Yes, modelling particularly with children is really important. But for all of us this is a reminder to really think about our own emotional intelligence. To really think about our own relationships with our feelings is so important. Because it’s so easy to be detached from how we feel, to deny our feelings, suppress them, push them aside, to numb them out – whether that is with drugs and alcohol, whether that’s with working too much and being super busy (hands up that is me!) whether that is with exercise, whether that is with just watching your favourite show on repeat – which I have also been doing this week to be honest. It’s looking at our own relationships with our feelings, because I guess, if we’re not fully feeling our feelings and in tune with them, there’s a limit to how far we can empathise with others. And like I said, I’m good at empathy. I see it as something that I am really strong at. But if I could really lean in to my own feelings, really feel them, stop numbing and dismissing them, how much better would my ability to empathise with others be? How much better would my ability to recognise feelings in others be if I really felt mine and had more of a handle on them?

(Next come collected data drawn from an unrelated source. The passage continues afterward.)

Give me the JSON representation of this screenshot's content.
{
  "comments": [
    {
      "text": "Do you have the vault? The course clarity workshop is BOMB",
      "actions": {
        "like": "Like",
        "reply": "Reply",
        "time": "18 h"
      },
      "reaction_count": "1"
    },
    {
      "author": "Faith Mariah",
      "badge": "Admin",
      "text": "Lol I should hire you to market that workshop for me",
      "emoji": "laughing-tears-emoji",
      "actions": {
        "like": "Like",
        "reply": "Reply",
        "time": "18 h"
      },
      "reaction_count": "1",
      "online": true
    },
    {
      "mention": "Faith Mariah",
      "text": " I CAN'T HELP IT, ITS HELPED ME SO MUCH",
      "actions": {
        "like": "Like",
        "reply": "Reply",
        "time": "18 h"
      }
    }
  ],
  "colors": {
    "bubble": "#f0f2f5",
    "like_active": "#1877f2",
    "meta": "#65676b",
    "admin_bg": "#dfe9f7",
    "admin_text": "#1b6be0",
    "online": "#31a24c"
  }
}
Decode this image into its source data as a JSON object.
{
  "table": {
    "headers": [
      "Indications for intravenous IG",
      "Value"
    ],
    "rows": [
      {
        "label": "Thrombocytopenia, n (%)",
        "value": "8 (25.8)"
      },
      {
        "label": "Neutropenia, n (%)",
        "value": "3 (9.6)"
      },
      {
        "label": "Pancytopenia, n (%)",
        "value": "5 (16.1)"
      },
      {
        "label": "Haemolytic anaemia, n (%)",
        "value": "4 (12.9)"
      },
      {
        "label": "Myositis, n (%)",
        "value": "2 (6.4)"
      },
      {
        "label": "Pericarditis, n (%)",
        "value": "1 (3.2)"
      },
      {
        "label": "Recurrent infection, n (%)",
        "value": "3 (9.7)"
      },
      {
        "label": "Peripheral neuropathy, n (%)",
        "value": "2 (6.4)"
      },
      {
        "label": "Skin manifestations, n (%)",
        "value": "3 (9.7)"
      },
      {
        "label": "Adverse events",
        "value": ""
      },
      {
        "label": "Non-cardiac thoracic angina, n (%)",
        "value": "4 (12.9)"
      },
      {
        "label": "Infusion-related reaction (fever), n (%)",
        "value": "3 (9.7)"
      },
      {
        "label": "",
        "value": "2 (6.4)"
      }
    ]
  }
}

So if you’re reading this, whether you’re reading this because you’re a parent and you’re interested in helping your children with emotional intelligence or you’re an individual who’s here because you’re on some kind of wellbeing journey the same as me, I encourage you to think about where you are in these five areas and put in place some of these things to help you increase your own emotional intelligence and help your children to develop emotional intelligence. But it might not be just be your children. You could try some of these with your friends, or your partner, or whoever to try to help them to increase their emotional intelligence. Because role models – they’re not just our parents, they are our friends and the people around us. So why not model emotional intelligence to everyone in your life?